PROFESSOR BLOOM: I like that very much. Thank you for your very thoughtful comments. That is very, very good.

QUESTION: Should we really realistically be very aware of bio-terrorism?

PROFESSOR BLOOM: I cannot speak for Hong Kong certainly and I would guess the risks here are pretty minimal. I think the US has a lot of reasons to take it very, very seriously, and I think the UK and parts of Western Europe as well.

I think the world -- I am not a political scientist -- the fundamental thing that changed is that we always assumed that terrorism would occur when someone wants to kill someone else but does not want to be at risk. This is why bio-terrorism -- you know, the Germans in the Second World War, the Japanese in the Second World War, had had tested -- killed 10,000 people in Unit 731 in China with plague and other things. They did not use it because they were afraid that they would be killed.

The new dimension for me in terrorism in this recent decade is that people are quite prepared to die themselves to kill many more people. That makes it a very much more difficult challenge.

QUESTION: One last question, Barry. China is a developing country and medical science I suppose is not that advanced. It cannot be given the per capita income and so forth. How do you assess China's performance in the SARS epidemic. And in general can you make some comments on the public health system in China, where do they need to go, the education, whatever. Can you just make some general comment. I want to have some idea of how you assess.

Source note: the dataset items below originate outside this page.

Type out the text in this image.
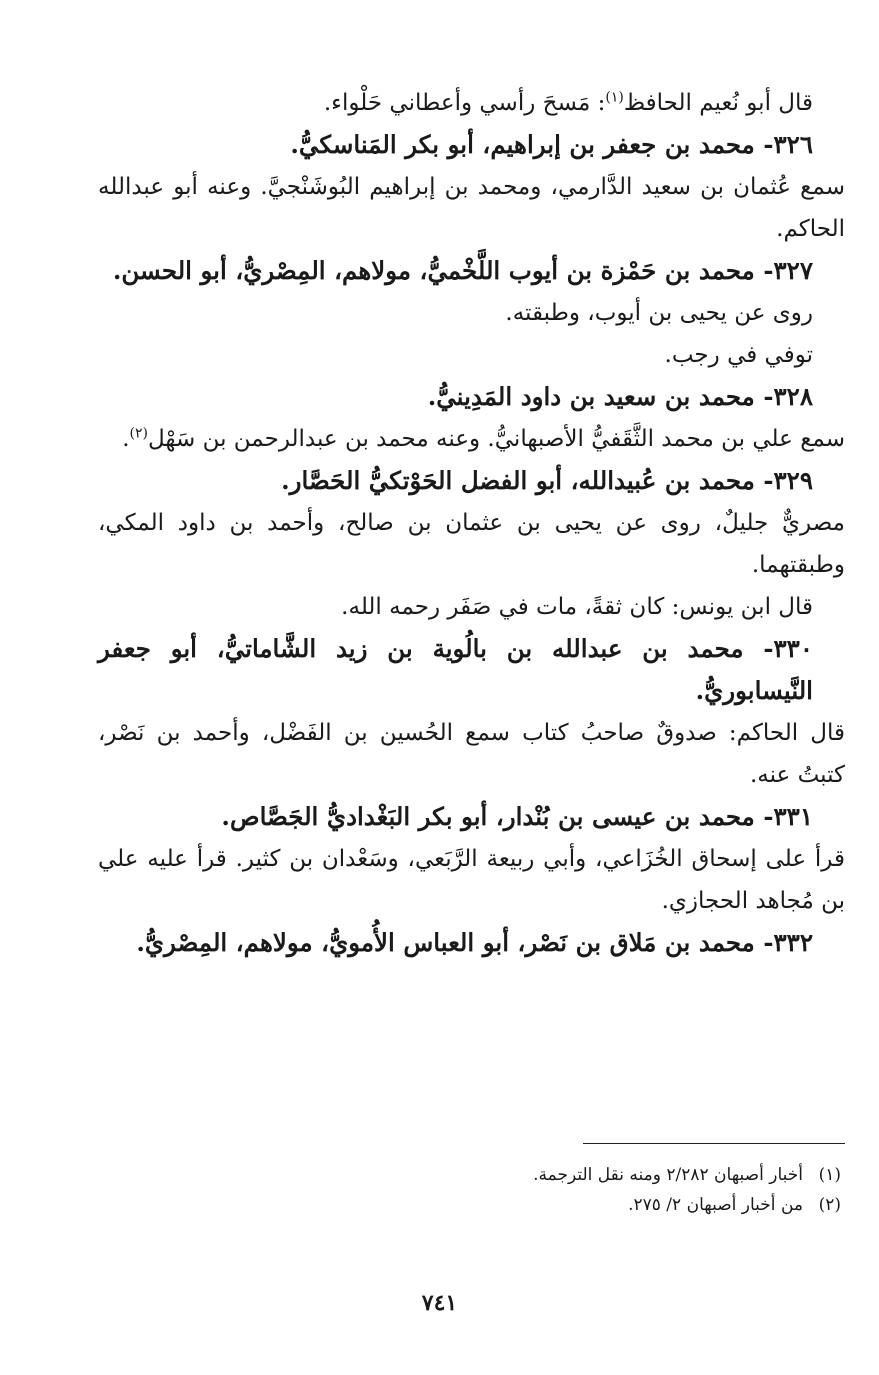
قال أبو نُعيم الحافظ$^{(١)}$: مَسحَ رأسي وأعطاني حَلْواء.

٣٢٦- محمد بن جعفر بن إبراهيم، أبو بكر المَناسكيُّ.

سمع عُثمان بن سعيد الدَّارمي، ومحمد بن إبراهيم البُوشَنْجيَّ. وعنه أبو عبدالله الحاكم.

٣٢٧- محمد بن حَمْزة بن أيوب اللَّخْميُّ، مولاهم، المِصْريُّ، أبو الحسن.

روى عن يحيى بن أيوب، وطبقته.

توفي في رجب.

٣٢٨- محمد بن سعيد بن داود المَدِينيُّ.

سمع علي بن محمد الثَّقَفيُّ الأصبهانيُّ. وعنه محمد بن عبدالرحمن بن سَهْل$^{(٢)}$.

٣٢٩- محمد بن عُبيدالله، أبو الفضل الحَوْتكيُّ الحَصَّار.

مصريٌّ جليلٌ، روى عن يحيى بن عثمان بن صالح، وأحمد بن داود المكي، وطبقتهما.

قال ابن يونس: كان ثقةً، مات في صَفَر رحمه الله.

٣٣٠- محمد بن عبدالله بن بالُوية بن زيد الشَّاماتيُّ، أبو جعفر النَّيسابوريُّ.

قال الحاكم: صدوقٌ صاحبُ كتاب سمع الحُسين بن الفَضْل، وأحمد بن نَصْر، كتبتُ عنه.

٣٣١- محمد بن عيسى بن بُنْدار، أبو بكر البَغْداديُّ الجَصَّاص.

قرأ على إسحاق الخُزَاعي، وأبي ربيعة الرَّبَعي، وسَعْدان بن كثير. قرأ عليه علي بن مُجاهد الحجازي.

٣٣٢- محمد بن مَلاق بن نَصْر، أبو العباس الأُمويُّ، مولاهم، المِصْريُّ.

(١)أخبار أصبهان ٢/٢٨٢ ومنه نقل الترجمة.

(٢)من أخبار أصبهان ٢/ ٢٧٥.

٧٤١
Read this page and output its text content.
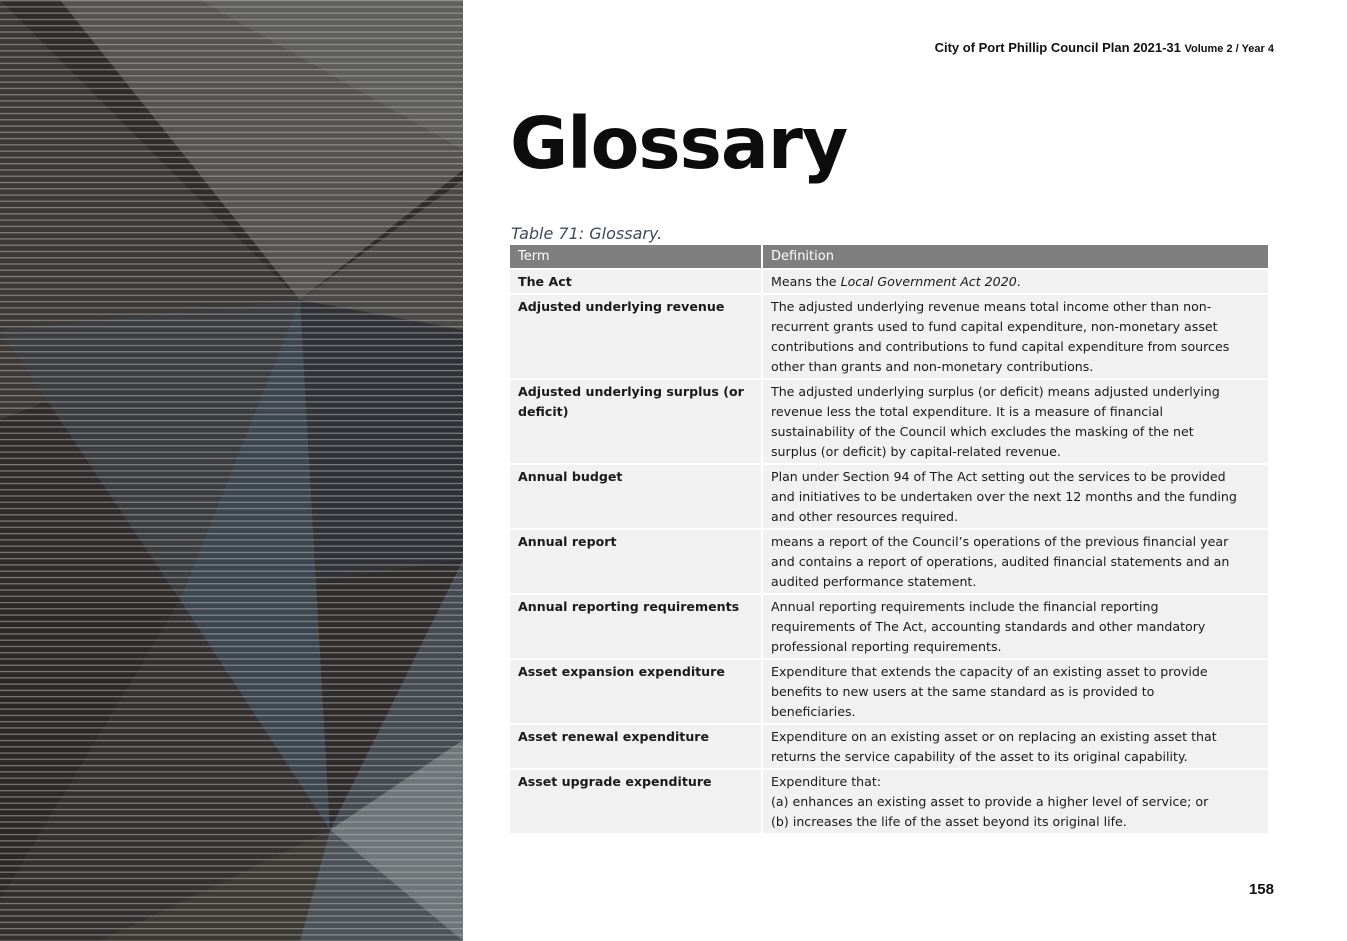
City of Port Phillip Council Plan 2021-31 Volume 2 / Year 4
Glossary
Table 71: Glossary.
Term	Definition
The Act	Means the Local Government Act 2020.
Adjusted underlying revenue	The adjusted underlying revenue means total income other than non-
recurrent grants used to fund capital expenditure, non-monetary asset
contributions and contributions to fund capital expenditure from sources
other than grants and non-monetary contributions.

Adjusted underlying surplus (or deficit)	The adjusted underlying surplus (or deficit) means adjusted underlying
revenue less the total expenditure. It is a measure of financial
sustainability of the Council which excludes the masking of the net
surplus (or deficit) by capital-related revenue.

Annual budget	Plan under Section 94 of The Act setting out the services to be provided
and initiatives to be undertaken over the next 12 months and the funding
and other resources required.

Annual report	means a report of the Council’s operations of the previous financial year
and contains a report of operations, audited financial statements and an
audited performance statement.

Annual reporting requirements	Annual reporting requirements include the financial reporting
requirements of The Act, accounting standards and other mandatory
professional reporting requirements.

Asset expansion expenditure	Expenditure that extends the capacity of an existing asset to provide
benefits to new users at the same standard as is provided to
beneficiaries.

Asset renewal expenditure	Expenditure on an existing asset or on replacing an existing asset that
returns the service capability of the asset to its original capability.

Asset upgrade expenditure	Expenditure that:
(a) enhances an existing asset to provide a higher level of service; or
(b) increases the life of the asset beyond its original life.
158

PROFESSOR BLOOM: I could probably do better when I return from Beijing but I will not duck the question.

I think my invitation was to come and ask the question whether my school could be helpful to the Government of China in dealing with SARS. I think my real interest is asking whether my school can be helpful in analyzing and thinking about a health care system.

There are huge systemic problems and if I may answer Professor Leung's question -- just because you are rich it does not mean you have a health care system in Toronto, and that is the challenge, which is to create not just one or two people but we are really talking about a system that people trust and can go to. This requires a significant investment and communication that that investment is there, that people can see it.

The consequences are, I think, that I hope there will be renewed interest in China to invest, not just in buildings and real estate and industry, but also in the human services that keep their people's quality of life high.